Food Allergy Awareness Week is yearly in May. Since we talk about food here on Kitchen Dreaming, we felt it was important to also talk about food allergies.
My husband recently became allergic to all sweet and hot peppers from paprika and bell peppers all the way up to hot Serrano peppers. After extensive allergy testing, we found that he is indeed allergic to them all. His reaction came on suddenly and severely and without warning. In fact, I rushed him to the clinic for an epinephrine shot. They took him to the exam room before we even finished checking in. We are a bit shaken by this new revelation which is quite an obstacle when you start reading food labels. Quick shopping trips now take well over an hour as we read and re-read every label. It’s a good thing I like to cook from scratch because we’ve found the only way to achieve complete avoidance is to cook it ourselves.
My husband was an avid lover of hot sauce and peppers and has been for years when suddenly, his body has become intolerant of it. You never know when or how severe a food allergy will strike. You also cannot predict future reaction severity by past reactions. They only way to control food allergy reaction is by strict avoidance of known allergens. Our challenge right now is getting big flavors into his food without the use of many of our most beloved ingredients and spices. We are working on it but it has been a real blow to his ego not to mention his palette.
This is what we now know…One in every 13 kids or about 2 kids in every School classroom has an allergy to food. Of children under 5 about 5% have food allergies while about 4% of people over the age of 5 have food allergies. Together they make up the nearly 15 million Americans with allergic reactions to food proteins.
A food allergy is an abnormal response by the immune system to a food protein. When the food is eaten, the immune system thinks the food is harmful and releases histamine and other chemicals to “attack” the enemy. There is no cure for food allergy. Complete and strict avoidance is the only way to prevent a reaction. Eight foods cause 90% of all allergic reactions in the United States and include milk, wheat, eggs, soy, peanuts, tree nuts (walnuts, hazelnuts, pecans etc), fish and shellfish.

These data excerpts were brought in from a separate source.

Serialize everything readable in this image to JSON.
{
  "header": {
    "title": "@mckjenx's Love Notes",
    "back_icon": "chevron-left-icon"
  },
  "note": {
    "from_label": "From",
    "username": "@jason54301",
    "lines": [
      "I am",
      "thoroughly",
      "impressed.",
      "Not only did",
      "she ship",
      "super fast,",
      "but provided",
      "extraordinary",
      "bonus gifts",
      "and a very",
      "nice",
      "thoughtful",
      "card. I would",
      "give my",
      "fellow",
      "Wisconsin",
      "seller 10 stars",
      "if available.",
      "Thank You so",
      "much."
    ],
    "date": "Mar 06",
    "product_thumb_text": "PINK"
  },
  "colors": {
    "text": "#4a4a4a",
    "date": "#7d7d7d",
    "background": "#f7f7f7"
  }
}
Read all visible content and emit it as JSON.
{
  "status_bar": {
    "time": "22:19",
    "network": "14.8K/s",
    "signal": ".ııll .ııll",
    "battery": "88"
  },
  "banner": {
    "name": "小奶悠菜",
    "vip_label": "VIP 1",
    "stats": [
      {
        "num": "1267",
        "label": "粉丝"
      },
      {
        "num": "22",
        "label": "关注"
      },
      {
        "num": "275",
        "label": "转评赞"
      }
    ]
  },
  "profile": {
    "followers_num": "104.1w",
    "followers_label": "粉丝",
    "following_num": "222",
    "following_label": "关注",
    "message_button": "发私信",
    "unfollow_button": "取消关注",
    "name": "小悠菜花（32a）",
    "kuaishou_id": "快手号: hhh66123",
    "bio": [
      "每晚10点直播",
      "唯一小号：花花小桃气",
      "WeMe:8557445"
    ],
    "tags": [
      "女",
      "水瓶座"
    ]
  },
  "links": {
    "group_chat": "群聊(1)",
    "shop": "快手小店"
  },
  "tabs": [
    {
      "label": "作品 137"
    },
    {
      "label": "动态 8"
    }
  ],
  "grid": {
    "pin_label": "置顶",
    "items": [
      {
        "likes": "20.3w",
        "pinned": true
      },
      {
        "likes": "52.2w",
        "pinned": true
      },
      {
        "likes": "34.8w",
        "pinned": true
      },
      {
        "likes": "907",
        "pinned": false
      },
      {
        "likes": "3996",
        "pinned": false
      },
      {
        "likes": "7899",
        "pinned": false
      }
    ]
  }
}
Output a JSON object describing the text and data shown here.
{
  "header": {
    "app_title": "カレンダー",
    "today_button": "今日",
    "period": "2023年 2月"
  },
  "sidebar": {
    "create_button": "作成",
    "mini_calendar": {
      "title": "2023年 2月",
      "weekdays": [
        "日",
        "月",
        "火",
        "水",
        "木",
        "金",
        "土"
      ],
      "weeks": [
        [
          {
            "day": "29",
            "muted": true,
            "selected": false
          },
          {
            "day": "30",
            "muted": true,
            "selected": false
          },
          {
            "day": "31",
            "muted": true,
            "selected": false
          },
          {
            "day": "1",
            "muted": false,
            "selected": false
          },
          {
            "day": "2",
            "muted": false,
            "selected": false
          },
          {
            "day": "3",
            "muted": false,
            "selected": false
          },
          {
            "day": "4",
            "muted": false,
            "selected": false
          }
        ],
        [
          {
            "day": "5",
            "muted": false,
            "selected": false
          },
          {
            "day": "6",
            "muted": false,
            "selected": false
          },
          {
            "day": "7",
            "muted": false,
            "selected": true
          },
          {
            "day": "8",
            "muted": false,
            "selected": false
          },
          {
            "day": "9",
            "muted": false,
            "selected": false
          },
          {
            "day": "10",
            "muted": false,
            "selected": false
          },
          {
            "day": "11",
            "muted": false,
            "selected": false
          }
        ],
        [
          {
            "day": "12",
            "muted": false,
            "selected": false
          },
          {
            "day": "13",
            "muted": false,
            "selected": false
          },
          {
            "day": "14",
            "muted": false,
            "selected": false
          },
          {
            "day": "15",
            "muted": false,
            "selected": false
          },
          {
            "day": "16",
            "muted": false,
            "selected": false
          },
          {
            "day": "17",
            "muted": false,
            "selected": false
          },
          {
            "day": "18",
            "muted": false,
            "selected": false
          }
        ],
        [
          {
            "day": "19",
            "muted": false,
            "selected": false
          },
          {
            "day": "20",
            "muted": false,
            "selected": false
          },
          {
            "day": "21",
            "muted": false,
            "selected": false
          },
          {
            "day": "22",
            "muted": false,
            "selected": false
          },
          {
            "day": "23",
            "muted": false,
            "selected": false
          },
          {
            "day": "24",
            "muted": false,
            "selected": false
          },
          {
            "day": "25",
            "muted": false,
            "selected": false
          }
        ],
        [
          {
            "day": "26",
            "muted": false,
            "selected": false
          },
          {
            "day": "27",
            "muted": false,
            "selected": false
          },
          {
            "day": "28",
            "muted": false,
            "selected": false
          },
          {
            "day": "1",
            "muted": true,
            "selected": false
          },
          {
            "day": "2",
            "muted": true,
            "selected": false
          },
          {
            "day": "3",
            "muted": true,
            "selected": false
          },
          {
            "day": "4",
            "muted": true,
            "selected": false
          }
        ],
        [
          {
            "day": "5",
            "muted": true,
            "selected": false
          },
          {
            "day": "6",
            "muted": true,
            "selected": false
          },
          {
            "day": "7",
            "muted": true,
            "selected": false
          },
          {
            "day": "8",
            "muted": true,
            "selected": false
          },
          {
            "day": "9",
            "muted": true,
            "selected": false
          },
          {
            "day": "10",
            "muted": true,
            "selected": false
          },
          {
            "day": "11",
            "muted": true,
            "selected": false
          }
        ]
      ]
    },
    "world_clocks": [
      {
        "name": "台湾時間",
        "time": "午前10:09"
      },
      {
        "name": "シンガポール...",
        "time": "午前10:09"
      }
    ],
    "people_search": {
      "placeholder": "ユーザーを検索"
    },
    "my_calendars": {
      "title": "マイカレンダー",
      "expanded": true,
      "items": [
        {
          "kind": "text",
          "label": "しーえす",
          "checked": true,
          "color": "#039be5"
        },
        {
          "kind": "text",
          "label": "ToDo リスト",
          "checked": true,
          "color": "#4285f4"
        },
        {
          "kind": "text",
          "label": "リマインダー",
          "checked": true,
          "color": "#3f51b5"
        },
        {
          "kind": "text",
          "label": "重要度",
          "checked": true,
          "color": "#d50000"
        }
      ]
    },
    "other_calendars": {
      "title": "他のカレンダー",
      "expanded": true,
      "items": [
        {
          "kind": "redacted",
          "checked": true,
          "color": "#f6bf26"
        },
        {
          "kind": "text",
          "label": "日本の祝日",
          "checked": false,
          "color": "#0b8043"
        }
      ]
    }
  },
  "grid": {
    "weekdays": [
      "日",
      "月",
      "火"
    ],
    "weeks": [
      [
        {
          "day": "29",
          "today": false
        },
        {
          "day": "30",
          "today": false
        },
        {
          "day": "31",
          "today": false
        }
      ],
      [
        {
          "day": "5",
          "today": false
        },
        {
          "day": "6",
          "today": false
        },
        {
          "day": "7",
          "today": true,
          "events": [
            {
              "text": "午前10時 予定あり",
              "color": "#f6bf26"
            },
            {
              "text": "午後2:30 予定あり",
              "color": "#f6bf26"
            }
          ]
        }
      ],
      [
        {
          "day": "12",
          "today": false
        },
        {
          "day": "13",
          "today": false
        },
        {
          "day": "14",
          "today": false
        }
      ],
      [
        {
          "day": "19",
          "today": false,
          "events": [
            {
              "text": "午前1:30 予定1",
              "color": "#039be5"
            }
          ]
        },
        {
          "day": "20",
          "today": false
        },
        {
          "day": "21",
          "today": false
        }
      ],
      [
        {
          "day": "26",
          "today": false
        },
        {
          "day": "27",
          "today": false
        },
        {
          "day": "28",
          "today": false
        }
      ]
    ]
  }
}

Shortly after eating, one or more symptoms may occur. These include, but are not limited to, the following:
swelling, hives, eczema or itchy rash, trouble swallowing, shortness of breath, repetitive coughing, voice change,
nausea, vomiting, diarrhea, and abdominal cramping. Anaphylaxis is the most serious allergic reaction; it is rapid in onset and may even cause death. Each year in the U.S. anaphylaxis to food causes over 50,000 emergency room visits, and 150 deaths! My husband had anaphylaxis accompanied by numbness and tingling in his face and lips, as well as, his arms. His hive began on his belly in large palm sized patches and spread over his entire body. He was head to toe hives at full outbreak.
The easiest and most basic principle to follow for a food allergy is to totally avoid food allergens. Make wise food choices through vigilant label reading and asking questions. Read every label every time as product specifications and formulations can change at any time without warning. Call or contact the product vendor through their help line if necessary. When in doubt, leave (or throw) it out. Also, be careful in food preparation and cleaning and be mindful of cross contamination. Prompt administration of epinephrine is key to surviving anaphylaxis. Fatalities result from a delay or failure to administer epinephrine shots during an allergic reaction.
Be prepared in the case of a food reaction. Accidents are never planned so medications must be immediately
available at all times. Know how to recognize symptoms and administer medications quickly and have a written Food Allergy Action Plan (FAAP). If a reaction occurs, administer your FAAP immediately!
Food allergies affect about 2 million school aged children. Most reactions in schools occur from food in the classroom used for projects or celebrations. Up to 25% of peanut/tree nut reactions in schools are first-time reactions. Once a reaction begins, there is no way to know how severe it will become so take all food allergy-induced allergic reactions seriously. That’s why every school should have a plan for managing food allergies. Does your school have a plan?
Schools has a responsibility to create an environment where children, including those with food allergies, will
be safe. They should employ prevention and avoidance strategies and be prepared to handle an allergic
reaction. Meanwhile, as parents we should provide written medical documentation to the school and the child’s teacher(s). We should work with the school to develop a plan of action and provide properly labeled medications,
as well as, keep emergency contact information up-to-date. Lastly, teach our kids age-appropriate self management skills and strategies to minimize risks by accidental exposure.
But how can we minimize risk? We can do this simply by cleaning our hands before and after eating or
handling food. Advance planning in order to provide safe parties or celebrations. Avoid using foods in classroom art/craft projects or as incentives and lastly, prohibit food trading and sharing.
A food allergy can be challenging and a source of ongoing concern. Having a good source of information and the opportunity to discuss the condition with others who share your concerns can be very helpful. There are a number of Internet sites and forums for discussing food allergies. Some are specifically for parents of children with food allergies. The Food Allergy and Anaphylaxis website can direct you to support groups and events in your area. Many people find it helpful to talk to others who are dealing with the same challenges.